Метаксия еще раз обняла его и, погладив по щеке, ушла не оборачиваясь. Она знала, что им предстоит разговор позже, - и, надо отдать ей должное, никогда не уклонялась от таких объяснений.
Наконец хозяин занялся комесом, который с замечательной выдержкой ждал своей очереди. И Фома собственной особой проводил его в баню, как почетного гостя и как мужчина – мужчину. Вежливость обоих была безукоризненной. Но патрикий знал, что этому лицедейству, истинно римскому, он обучен лучше порывистого и прямодушного героя.
Спустя час с небольшим умытые и нарядные гости и хозяева наконец собрались в большом зале к ужину.
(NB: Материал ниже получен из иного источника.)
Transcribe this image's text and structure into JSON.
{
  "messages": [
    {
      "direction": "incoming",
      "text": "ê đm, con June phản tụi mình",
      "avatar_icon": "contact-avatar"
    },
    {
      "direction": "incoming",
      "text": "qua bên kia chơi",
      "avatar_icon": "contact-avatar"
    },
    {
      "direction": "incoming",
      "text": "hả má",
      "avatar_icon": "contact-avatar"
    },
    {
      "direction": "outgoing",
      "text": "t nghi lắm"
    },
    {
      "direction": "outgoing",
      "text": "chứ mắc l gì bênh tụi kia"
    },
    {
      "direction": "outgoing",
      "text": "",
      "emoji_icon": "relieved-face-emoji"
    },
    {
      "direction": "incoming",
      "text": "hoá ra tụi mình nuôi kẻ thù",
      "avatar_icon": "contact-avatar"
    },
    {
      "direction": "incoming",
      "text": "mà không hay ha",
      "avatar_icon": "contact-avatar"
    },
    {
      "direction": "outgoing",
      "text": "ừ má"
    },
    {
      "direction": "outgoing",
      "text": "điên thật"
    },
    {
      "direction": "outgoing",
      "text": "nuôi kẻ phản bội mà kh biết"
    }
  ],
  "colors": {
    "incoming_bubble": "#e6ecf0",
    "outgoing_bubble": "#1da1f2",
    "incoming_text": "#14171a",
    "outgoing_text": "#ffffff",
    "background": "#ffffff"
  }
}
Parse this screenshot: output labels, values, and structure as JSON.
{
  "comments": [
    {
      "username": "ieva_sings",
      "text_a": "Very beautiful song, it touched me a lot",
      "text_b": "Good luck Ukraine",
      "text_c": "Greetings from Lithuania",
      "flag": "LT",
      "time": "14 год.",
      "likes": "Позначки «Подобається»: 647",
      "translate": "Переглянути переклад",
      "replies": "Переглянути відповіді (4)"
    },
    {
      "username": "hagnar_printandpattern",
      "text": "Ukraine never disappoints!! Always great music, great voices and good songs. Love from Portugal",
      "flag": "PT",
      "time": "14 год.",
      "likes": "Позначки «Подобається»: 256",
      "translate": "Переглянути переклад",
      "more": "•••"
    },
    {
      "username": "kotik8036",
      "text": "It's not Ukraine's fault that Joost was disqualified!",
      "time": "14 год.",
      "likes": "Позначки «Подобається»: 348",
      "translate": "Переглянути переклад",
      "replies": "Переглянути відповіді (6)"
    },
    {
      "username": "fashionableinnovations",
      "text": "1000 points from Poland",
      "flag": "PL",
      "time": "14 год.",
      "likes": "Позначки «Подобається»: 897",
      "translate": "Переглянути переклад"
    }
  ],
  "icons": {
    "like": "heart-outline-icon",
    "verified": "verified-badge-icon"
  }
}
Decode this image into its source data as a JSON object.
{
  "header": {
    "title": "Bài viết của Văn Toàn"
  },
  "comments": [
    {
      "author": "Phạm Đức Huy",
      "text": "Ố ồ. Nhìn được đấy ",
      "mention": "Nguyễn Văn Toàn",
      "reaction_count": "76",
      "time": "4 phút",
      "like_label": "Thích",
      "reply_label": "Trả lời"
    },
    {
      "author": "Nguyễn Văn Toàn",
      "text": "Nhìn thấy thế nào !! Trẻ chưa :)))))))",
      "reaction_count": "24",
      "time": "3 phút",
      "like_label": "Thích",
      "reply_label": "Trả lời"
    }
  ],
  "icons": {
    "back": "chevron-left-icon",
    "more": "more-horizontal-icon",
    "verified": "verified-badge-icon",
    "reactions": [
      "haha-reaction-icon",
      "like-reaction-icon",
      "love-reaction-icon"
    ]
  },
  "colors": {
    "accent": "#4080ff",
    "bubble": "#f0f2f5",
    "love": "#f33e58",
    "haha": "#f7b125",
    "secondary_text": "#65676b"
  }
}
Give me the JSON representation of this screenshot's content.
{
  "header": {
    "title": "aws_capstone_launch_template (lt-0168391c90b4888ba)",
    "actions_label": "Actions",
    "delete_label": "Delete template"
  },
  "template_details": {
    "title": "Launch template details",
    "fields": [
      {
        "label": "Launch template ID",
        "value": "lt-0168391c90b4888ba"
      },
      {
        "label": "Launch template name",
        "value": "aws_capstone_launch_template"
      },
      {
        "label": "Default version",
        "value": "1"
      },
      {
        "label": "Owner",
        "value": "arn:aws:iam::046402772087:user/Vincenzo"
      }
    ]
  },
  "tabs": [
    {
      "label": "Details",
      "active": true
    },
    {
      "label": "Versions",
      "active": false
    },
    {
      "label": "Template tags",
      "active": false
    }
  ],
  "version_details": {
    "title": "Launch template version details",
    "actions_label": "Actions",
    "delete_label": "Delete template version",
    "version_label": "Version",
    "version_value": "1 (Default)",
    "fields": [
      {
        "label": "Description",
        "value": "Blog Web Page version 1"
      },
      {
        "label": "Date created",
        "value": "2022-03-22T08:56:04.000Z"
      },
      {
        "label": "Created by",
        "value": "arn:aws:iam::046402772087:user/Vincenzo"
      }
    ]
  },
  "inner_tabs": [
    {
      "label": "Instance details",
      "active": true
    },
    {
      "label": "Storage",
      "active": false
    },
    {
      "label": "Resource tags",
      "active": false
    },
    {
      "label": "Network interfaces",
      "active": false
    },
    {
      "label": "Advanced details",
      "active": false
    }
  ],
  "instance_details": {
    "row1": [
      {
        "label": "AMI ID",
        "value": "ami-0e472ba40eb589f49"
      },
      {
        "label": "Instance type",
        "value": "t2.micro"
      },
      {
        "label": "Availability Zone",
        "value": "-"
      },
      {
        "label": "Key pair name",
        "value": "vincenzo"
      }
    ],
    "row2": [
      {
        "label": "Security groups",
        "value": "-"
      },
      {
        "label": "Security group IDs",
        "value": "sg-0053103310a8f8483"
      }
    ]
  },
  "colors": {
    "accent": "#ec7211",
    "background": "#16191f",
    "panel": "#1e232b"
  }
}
Феодора сидела рядом с мужем – она сама льнула к нему, и щеки ее пылали; впрочем, московитка почти открыто смотрела на всех за столом, кроме Леонарда.
Несмотря на свой опыт, Феодора была все еще такое бесхитростное дитя рядом с ними обоими, Фомой и Метаксией!
Однако
Фома заметил, что русский евнух со своим приятелем тоже мало ест – и все посматривает на флотоводца; и лицо у Микитки слишком уж серьезное, хотя он всегда ходил с постным видом.
Может быть, этот умный русский скопец пригодится теперь и патрикию, как уже пригодился Феофано…
Хотя едва ли. “Справлюсь без тебя”, - улыбнувшись сам себе, подумал господин дома.
Он поднял свой серебряный кубок и провозгласил еще один тост за здоровье Леонарда Флатанелоса.
========== Глава 111 ==========
“Возлюбленный брат!
Воздай хвалу Аллаху, если читаешь это письмо. Я уже не знаю, как именовать Того, кто печется о нас. Я уже не знаю, кого из любимых мною людей предпочесть, - и кому из опекунов ниже всех поклониться за заботы.
Как ты уже знаешь, Ибрахим-паша отдал мне часть доходов с соляных копей и частью передал мне надзор за ними; раньше эти копи принадлежали никому иному, как Димитрию Палеологу, который пытался мошенничать с султаном: за это и наказан. Я теперь живу тем, что предназначалось нашему деспоту.*
Если бы ты знал, как я ненавижу турок, - и турки знают, что я их ненавижу: но они еще наглее католиков. Они прощают себе все, что ни делают, - у них ведь нет ни исповеди, ни настоящего покаяния, а только угроза смерти и пыток тому господину, который недостаточно словчил!
Ты знаешь, что в Город приезжал наш отец, - и что я виделся с ним? Я рад, что тебе не пришлось увидеть лицо отца в тот миг, когда он узнал, что я мусульманин! Мне показалось тогда, что он сейчас пойдет и одним ударом вышибет дух из градоначальника, – ведь ты знаешь, что Валент все еще способен на это.
Но он только обнял меня и долго держал у сердца. Я заплакал – я был готов простить отцу все, что он совершил; но потом понял, что не могу. Если я прощу отца, я предам вас всех: и его тоже.
Я уже знаю, что у турок много таких ренегатов-христиан, как Валент: они живут на два закона, и некоторые очень терзаются памятью о своем прошлом, но это не искупает их предательства. Меня ты тоже не прощай: я требую этого!
Я женился, как говорил тебе: моя единственная жена - гречанка Анна, незнатная сирота, которая была в услужении у благородных ромеев и похоронила своих господ во время осады. С этих пор она жила в гареме султана, и ее никто не касался: как многих молодых пленниц, которых турки берегут для своих. Анна одних лет со мной, неловкая и запуганная, но наша – моя – в своем сердце. Она не красавица, но приятна взгляду и умна; не учена, но я теперь ее господин и могу учить ее всему, чему пожелаю.